Struktur Cukai Rumit Ciptakan Persaingan di Industri Tembakau

Pemerintah diminta menciptakan kondisi persaingan usaha yang sehat di sektor industri hasil tembakau.

oleh Zulfi Suhendra diperbarui 12 Agu 2017, 12:30 WIB
Diterbitkan 12 Agu 2017, 12:30 WIB
20160119-Buruh-Tembakau-AFP
Ratusan buruh Indonesia bekerja di pabrik tembakau di pabrik rokok di Jember (13/2/2012). (AFP / ARIMAC WILANDER)

Liputan6.com, Jakarta Pemerintah diminta menciptakan kondisi persaingan usaha yang sehat di sektor industri hasil tembakau. Saat ini dinilai ada persaingan tidak setara antara pabrikan rokok besar dan kecil.
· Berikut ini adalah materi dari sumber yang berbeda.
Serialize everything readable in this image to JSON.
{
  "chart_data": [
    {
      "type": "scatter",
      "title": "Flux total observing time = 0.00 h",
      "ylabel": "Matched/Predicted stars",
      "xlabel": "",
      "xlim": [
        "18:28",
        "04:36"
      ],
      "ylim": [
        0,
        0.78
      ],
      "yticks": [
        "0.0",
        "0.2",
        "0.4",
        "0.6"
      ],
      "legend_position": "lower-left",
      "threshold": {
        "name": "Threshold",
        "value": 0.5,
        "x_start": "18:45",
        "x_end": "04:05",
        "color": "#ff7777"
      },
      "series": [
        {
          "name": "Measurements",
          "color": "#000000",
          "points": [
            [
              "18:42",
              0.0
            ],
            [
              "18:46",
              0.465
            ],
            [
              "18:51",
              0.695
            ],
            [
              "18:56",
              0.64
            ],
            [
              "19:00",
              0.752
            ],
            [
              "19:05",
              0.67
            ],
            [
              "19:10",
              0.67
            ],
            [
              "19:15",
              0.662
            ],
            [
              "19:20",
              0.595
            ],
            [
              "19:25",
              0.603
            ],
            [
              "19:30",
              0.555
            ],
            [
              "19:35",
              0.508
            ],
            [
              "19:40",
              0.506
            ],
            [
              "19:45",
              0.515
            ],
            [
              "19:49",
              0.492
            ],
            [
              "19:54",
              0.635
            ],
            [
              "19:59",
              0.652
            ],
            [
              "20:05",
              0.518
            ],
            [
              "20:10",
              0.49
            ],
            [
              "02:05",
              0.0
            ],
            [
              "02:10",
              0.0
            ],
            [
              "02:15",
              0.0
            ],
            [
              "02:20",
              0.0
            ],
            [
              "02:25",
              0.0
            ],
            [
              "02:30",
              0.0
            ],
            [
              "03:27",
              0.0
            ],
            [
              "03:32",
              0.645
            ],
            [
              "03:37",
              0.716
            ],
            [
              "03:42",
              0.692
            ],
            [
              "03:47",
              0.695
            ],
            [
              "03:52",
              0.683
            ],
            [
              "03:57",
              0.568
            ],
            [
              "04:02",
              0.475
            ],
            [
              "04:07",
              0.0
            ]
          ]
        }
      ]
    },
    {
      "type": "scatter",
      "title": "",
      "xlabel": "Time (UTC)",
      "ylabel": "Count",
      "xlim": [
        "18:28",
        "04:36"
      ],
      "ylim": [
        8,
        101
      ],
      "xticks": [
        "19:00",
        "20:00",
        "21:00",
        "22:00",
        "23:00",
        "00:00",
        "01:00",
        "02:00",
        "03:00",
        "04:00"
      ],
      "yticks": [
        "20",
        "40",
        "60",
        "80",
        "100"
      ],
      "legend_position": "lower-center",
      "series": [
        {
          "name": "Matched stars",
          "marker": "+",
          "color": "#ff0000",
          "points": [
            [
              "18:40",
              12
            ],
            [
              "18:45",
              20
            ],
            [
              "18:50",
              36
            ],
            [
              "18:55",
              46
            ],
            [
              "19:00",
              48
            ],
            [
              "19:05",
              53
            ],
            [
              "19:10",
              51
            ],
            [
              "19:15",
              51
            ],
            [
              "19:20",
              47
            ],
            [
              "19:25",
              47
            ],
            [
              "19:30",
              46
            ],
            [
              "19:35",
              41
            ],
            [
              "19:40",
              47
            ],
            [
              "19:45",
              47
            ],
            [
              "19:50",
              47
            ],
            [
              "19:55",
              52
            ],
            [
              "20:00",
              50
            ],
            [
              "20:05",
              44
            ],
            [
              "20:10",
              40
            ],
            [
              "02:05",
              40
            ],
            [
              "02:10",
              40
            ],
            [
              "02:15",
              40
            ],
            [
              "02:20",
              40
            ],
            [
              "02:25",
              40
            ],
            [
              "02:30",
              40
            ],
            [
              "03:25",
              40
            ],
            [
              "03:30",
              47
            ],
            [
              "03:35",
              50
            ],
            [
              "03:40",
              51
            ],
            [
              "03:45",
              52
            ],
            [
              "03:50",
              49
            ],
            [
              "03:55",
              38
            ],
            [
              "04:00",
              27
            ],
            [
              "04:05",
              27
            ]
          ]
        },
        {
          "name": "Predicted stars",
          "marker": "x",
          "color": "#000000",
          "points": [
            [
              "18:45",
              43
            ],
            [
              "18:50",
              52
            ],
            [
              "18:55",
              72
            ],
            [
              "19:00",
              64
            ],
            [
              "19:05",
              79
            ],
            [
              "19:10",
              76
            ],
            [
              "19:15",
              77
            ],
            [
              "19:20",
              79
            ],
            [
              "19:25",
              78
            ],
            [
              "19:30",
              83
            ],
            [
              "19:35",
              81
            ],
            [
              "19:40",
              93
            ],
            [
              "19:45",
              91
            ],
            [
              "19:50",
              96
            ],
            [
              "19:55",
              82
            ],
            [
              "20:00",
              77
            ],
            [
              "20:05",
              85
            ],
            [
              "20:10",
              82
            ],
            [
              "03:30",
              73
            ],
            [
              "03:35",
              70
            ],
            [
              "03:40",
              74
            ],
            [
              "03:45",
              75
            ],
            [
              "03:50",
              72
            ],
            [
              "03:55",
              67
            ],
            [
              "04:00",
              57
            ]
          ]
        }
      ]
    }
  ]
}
Akibatnya, ada pabrikan besar yang memanfaatkan celah struktur cukai yang rumit dan membayar cukai dengan tarif yang lebih rendah.

Direktur Eksekutif Center for Indonesia Taxation Analysis (CITA) Yustinus Prastowo mengatakan, dasar pembagian golongan besar dan kecil ini memperumit sistem tarif cukai hasil tembakau. Ini membuka celah adanya pelanggaran lantaran adanya perbedaan tarif antar golongan tersebut.

“Ini menyebabkan negara mengalami kerugian dari sisi penerimaan. Pemerintah harus lebih jeli. Hal ini penting demi melindungi pabrikan kecil. Contoh kasus, saat ini ada pabrikan rokok besar yang membayar cukai sigaret putih mesin (SPM) golongan dua dengan tarif yang rendah, saya berpikir ini sudah salah fatal,” ujar Yustinus di Jakarta, ditulis Sabtu (12/8/2017).

Ia mencontohkan saat ini, tarif cukai untuk SPM terdiri dari 3 lapis di mana tarif paling atas dan lapisan bawahnya memiliki celah yg cukup besar. Akibatnya, pabrikan yang bermodal besar memanfaatkannya.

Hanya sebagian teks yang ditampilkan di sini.